The lower back and the role of core stabilising muscles
When you have any sort of back pain, the core stabilisers, including the muscles adjacent to your spine don’t function very well. These muscles normally activate involuntarily, milliseconds prior to movement, such as getting out of a chair, walking or bending. They keep the spine stable and well positioned while the moving muscles do their job of operating arms, legs and trunk as you move. This relationship between moving muscles and stabilising muscles allows for the most efficient and effective movement patterns, and keeps you moving well.
These stabilising muscles become inhibited and don’t do their job well when you experience back pain. They time poorly with your moving muscles (coming on after the movement has occurred) and consequently don’t do the stabilising job they are meant to do.

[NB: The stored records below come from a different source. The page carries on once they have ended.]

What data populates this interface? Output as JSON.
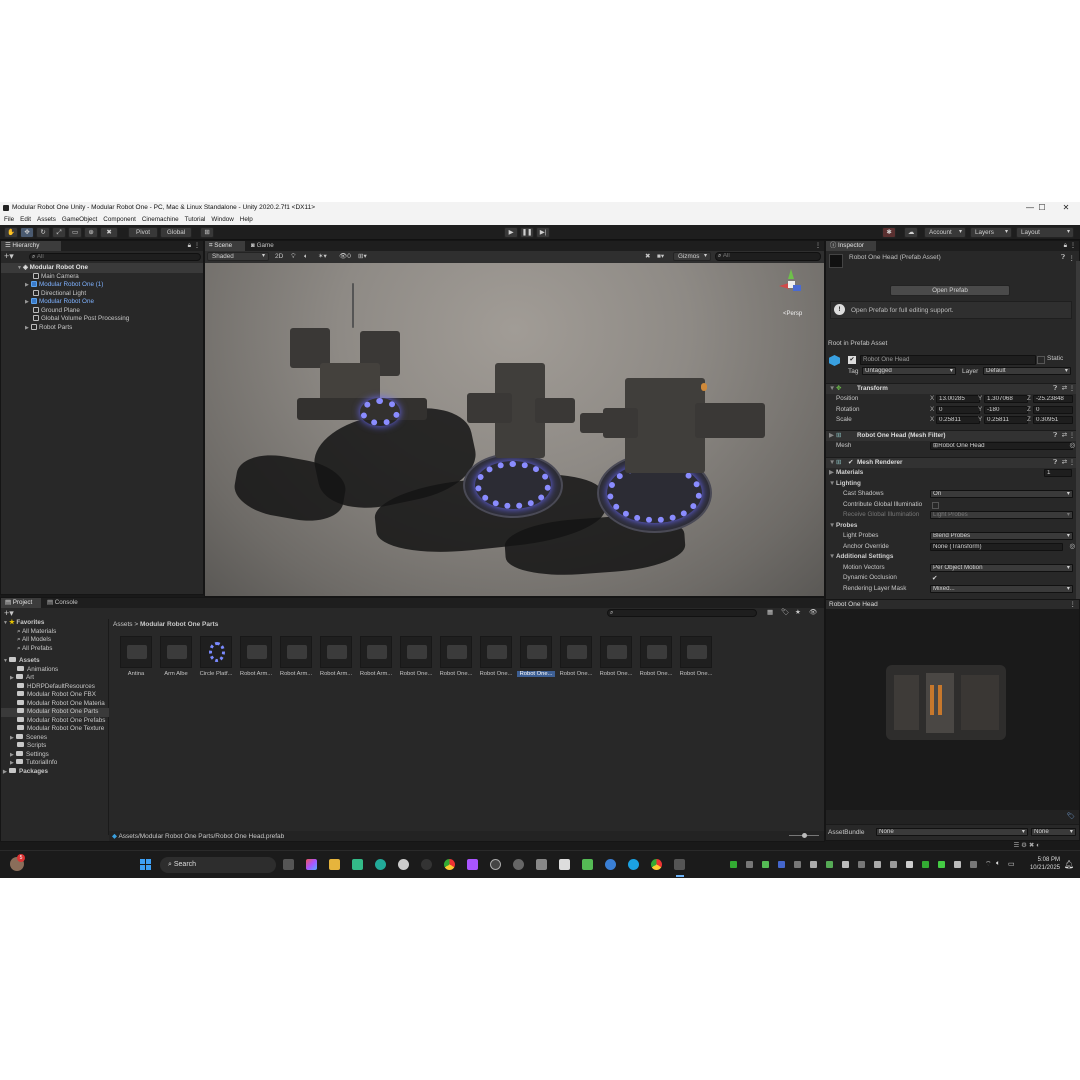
{
  "window": {
    "title": "Modular Robot One Unity - Modular Robot One - PC, Mac & Linux Standalone - Unity 2020.2.7f1 <DX11>",
    "minimize": "—",
    "maximize": "☐",
    "close": "✕"
  },
  "menu": [
    "File",
    "Edit",
    "Assets",
    "GameObject",
    "Component",
    "Cinemachine",
    "Tutorial",
    "Window",
    "Help"
  ],
  "toolbar": {
    "pivot": "Pivot",
    "global": "Global",
    "account": "Account",
    "layers": "Layers",
    "layout": "Layout"
  },
  "hierarchy": {
    "tab": "Hierarchy",
    "search_placeholder": "All",
    "items": [
      {
        "label": "Modular Robot One",
        "indent": 0
      },
      {
        "label": "Main Camera",
        "indent": 1
      },
      {
        "label": "Modular Robot One (1)",
        "indent": 1
      },
      {
        "label": "Directional Light",
        "indent": 1
      },
      {
        "label": "Modular Robot One",
        "indent": 1
      },
      {
        "label": "Ground Plane",
        "indent": 1
      },
      {
        "label": "Global Volume Post Processing",
        "indent": 1
      },
      {
        "label": "Robot Parts",
        "indent": 1
      }
    ]
  },
  "scene": {
    "tab_scene": "Scene",
    "tab_game": "Game",
    "shading": "Shaded",
    "mode_2d": "2D",
    "gizmos": "Gizmos",
    "search": "All",
    "persp": "<Persp"
  },
  "inspector": {
    "tab": "Inspector",
    "asset_title": "Robot One Head (Prefab Asset)",
    "open_prefab": "Open Prefab",
    "info": "Open Prefab for full editing support.",
    "root_label": "Root in Prefab Asset",
    "object_name": "Robot One Head",
    "static": "Static",
    "tag_label": "Tag",
    "tag_value": "Untagged",
    "layer_label": "Layer",
    "layer_value": "Default",
    "transform": {
      "title": "Transform",
      "position_label": "Position",
      "rotation_label": "Rotation",
      "scale_label": "Scale",
      "position": {
        "x": "13.00285",
        "y": "1.307068",
        "z": "-25.23848"
      },
      "rotation": {
        "x": "0",
        "y": "-180",
        "z": "0"
      },
      "scale": {
        "x": "0.25811",
        "y": "0.25811",
        "z": "0.30951"
      }
    },
    "mesh_filter": {
      "title": "Robot One Head (Mesh Filter)",
      "mesh_label": "Mesh",
      "mesh_value": "Robot One Head"
    },
    "mesh_renderer": {
      "title": "Mesh Renderer",
      "materials_label": "Materials",
      "materials_count": "1",
      "lighting": "Lighting",
      "cast_shadows_label": "Cast Shadows",
      "cast_shadows_value": "On",
      "contribute_gi": "Contribute Global Illuminatio",
      "receive_gi_label": "Receive Global Illumination",
      "receive_gi_value": "Light Probes",
      "probes": "Probes",
      "light_probes_label": "Light Probes",
      "light_probes_value": "Blend Probes",
      "anchor_override_label": "Anchor Override",
      "anchor_override_value": "None (Transform)",
      "additional": "Additional Settings",
      "motion_vectors_label": "Motion Vectors",
      "motion_vectors_value": "Per Object Motion",
      "dynamic_occlusion_label": "Dynamic Occlusion",
      "rendering_layer_label": "Rendering Layer Mask",
      "rendering_layer_value": "Mixed..."
    },
    "preview_title": "Robot One Head",
    "assetbundle_label": "AssetBundle",
    "assetbundle_value": "None",
    "assetbundle_variant": "None"
  },
  "project": {
    "tab_project": "Project",
    "tab_console": "Console",
    "favorites_label": "Favorites",
    "favorites": [
      "All Materials",
      "All Models",
      "All Prefabs"
    ],
    "assets_label": "Assets",
    "folders": [
      "Animations",
      "Art",
      "HDRPDefaultResources",
      "Modular Robot One FBX",
      "Modular Robot One Materia",
      "Modular Robot One Parts",
      "Modular Robot One Prefabs",
      "Modular Robot One Texture",
      "Scenes",
      "Scripts",
      "Settings",
      "TutorialInfo"
    ],
    "packages_label": "Packages",
    "breadcrumb_root": "Assets",
    "breadcrumb_sep": ">",
    "breadcrumb_current": "Modular Robot One Parts",
    "assets": [
      "Antina",
      "Arm Albe",
      "Circle Platf...",
      "Robot Arm...",
      "Robot Arm...",
      "Robot Arm...",
      "Robot Arm...",
      "Robot One...",
      "Robot One...",
      "Robot One...",
      "Robot One...",
      "Robot One...",
      "Robot One...",
      "Robot One...",
      "Robot One..."
    ],
    "selected_index": 10,
    "footer_path": "Assets/Modular Robot One Parts/Robot One Head.prefab"
  },
  "taskbar": {
    "search": "Search",
    "notification_count": "5",
    "time": "5:08 PM",
    "date": "10/21/2025"
  }
}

They become weaker (especially if the pain is chronic and ongoing) allowing too much movement and instability to occur at the spine when it should be supported while you move.
Therefore, if you have back pain it is vital that you work specifically on those back muscles and your core stabilisers to improve their strength to keep your spine stable and help break the pattern of pain and weakness.
Voluntarily activating the deep core stabilisers before and during activity such as walking, getting out of a chair, going up and down stairs, or even rolling over in bed, is vital to help restore normal movement patterns and reduce pain. You need to engage these muscles consciously, and if done properly can help reduce lower back pain.
Engaging these muscles can be tricky because they are not muscles, we normally have to consciously control. There are several ways it can be achieved, and people tend to vary on how they do this. Try some of the following and you can work out which one is best for you. The aim is to keep stability around the lumbopelvic region but also allow you to breathe!
Three tips for strengthening your core stabilising muscles
- Engage your pelvic floor – pull up between your legs like you are stopping urination midstream but don’t squeeze your buttocks
- Draw your belly button in towards your spine and brace the abdominals just before lifting and moving. Don’t forget to breathe.
- Walk tall like a model and imagine you have a wire up through the centre of your spine lifting you up.
Bracing around your abdomen before you move is important. It is also important to ensure the pelvic floor muscles are not compromised by exerting too much downward pressure.
Try these prior to moving and see if it helps reduce the lower back pain. You need to do this often throughout the day because the stabilizing muscles fatigue or tire very quickly when they have not been functioning well for a long time.
Importantly, keep working towards getting stronger and fitter in everything you do so you can keep doing the things you want and need to be doing, Deb.